Experiment: making multiple Claude AIs talk to each other
A user shared a setup where multiple Claude instances run at the same time and send messages to each other. The idea is that splitting roles between AIs — one writes, another reviews — can produce better results than using a single AI alone.
Normally, you run one Claude conversation at a time. This experiment connects several Claude instances so they can exchange messages with each other, like a small team. For example, one Claude writes code while another checks it for mistakes.

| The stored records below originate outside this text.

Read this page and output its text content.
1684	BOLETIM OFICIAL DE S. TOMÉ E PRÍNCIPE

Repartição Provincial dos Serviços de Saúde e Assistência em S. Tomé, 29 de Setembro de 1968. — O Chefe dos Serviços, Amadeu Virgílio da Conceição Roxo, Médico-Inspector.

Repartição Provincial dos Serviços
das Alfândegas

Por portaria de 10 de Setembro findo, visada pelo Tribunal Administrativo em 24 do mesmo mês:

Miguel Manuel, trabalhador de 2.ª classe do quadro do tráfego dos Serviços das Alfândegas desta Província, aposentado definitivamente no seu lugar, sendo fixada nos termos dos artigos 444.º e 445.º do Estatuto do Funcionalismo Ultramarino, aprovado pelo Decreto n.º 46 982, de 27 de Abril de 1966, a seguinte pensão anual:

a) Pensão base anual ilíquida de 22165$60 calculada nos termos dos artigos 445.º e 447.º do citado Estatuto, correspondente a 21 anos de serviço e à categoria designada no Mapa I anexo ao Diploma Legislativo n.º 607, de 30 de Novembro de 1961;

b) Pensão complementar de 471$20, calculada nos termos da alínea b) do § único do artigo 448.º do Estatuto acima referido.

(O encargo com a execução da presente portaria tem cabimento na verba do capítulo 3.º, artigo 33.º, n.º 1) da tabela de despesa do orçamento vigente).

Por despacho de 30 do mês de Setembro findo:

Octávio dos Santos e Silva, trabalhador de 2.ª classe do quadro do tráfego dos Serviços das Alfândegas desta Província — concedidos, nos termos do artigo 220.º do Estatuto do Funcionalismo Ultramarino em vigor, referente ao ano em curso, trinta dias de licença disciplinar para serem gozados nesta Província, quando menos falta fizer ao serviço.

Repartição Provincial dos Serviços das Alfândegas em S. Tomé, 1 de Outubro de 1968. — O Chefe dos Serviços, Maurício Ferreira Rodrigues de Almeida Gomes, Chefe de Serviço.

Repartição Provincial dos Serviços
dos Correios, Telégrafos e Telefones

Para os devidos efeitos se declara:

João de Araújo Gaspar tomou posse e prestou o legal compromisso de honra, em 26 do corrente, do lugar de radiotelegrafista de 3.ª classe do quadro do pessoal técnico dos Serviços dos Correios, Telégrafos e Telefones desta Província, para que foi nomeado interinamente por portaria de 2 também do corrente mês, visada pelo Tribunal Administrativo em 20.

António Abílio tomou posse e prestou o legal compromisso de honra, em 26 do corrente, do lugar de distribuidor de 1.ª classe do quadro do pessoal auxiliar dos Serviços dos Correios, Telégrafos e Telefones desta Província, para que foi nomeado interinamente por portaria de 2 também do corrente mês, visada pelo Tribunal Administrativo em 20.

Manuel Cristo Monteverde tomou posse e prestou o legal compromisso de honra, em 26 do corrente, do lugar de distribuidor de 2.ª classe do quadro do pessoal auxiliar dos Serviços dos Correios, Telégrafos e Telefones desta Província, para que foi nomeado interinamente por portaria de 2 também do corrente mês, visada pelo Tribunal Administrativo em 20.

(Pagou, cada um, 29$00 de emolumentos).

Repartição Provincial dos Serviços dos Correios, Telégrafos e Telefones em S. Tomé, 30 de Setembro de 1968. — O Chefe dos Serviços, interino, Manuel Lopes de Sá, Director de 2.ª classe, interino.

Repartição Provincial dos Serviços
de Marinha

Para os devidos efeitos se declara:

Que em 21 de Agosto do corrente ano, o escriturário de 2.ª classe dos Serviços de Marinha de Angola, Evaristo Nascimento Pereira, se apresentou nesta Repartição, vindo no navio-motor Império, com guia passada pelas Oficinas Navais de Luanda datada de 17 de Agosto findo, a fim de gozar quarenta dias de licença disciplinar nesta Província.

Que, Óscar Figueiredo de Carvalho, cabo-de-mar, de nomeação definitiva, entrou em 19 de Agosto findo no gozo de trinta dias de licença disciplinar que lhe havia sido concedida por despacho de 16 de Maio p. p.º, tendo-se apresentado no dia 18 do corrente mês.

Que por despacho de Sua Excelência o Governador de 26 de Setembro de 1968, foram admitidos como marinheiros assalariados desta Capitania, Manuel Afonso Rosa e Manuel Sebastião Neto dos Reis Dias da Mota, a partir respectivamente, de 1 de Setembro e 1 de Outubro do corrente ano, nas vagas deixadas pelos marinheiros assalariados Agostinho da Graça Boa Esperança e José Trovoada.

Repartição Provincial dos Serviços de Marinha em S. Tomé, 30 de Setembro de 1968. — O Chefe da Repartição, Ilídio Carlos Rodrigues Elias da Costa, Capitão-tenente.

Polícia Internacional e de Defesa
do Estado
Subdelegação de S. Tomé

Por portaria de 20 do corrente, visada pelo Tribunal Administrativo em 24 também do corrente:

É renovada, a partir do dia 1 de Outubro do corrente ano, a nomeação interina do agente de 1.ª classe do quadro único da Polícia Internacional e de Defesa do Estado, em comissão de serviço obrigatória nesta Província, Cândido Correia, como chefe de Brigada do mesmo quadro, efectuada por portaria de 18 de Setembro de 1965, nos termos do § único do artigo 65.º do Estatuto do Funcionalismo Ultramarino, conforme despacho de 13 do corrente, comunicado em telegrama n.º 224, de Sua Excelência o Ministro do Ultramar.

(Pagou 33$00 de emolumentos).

This approach is called a multi-agent setup. It lets complex tasks be split across several AIs that can catch each other's errors. For a solo developer handling a big project, this is a practical way to use AI like a team rather than a single assistant.
Key points
- Multiple Claude instances run simultaneously and pass messages between each other
- Roles can be split: one AI writes code, another reviews it
- A multi-agent setup helps break complex tasks into parallel workstreams
- Solo developers can use this to get team-like output from AI tools
- The experiment is built inside the Claude Code environment
Quick term guide
- share
- A server folder made available to apps or other devices.
- instances
- Individual units of cloud computing power rented by the hour, such as a single GPU server slot.
- instance
- One independent run of an AI model, separate from any other run of the same model.
- multi-agent
- A setup where several AI agents each handle a different subtask and work together to complete a larger goal.
- Solo developer
- An individual who handles all parts of creating a project or product alone.
- parallel
- Doing multiple things simultaneously instead of one after another
- developers
- Developers are people who build software, apps, or websites.
- AI tools
- Software that can help create text, code, images, or other work.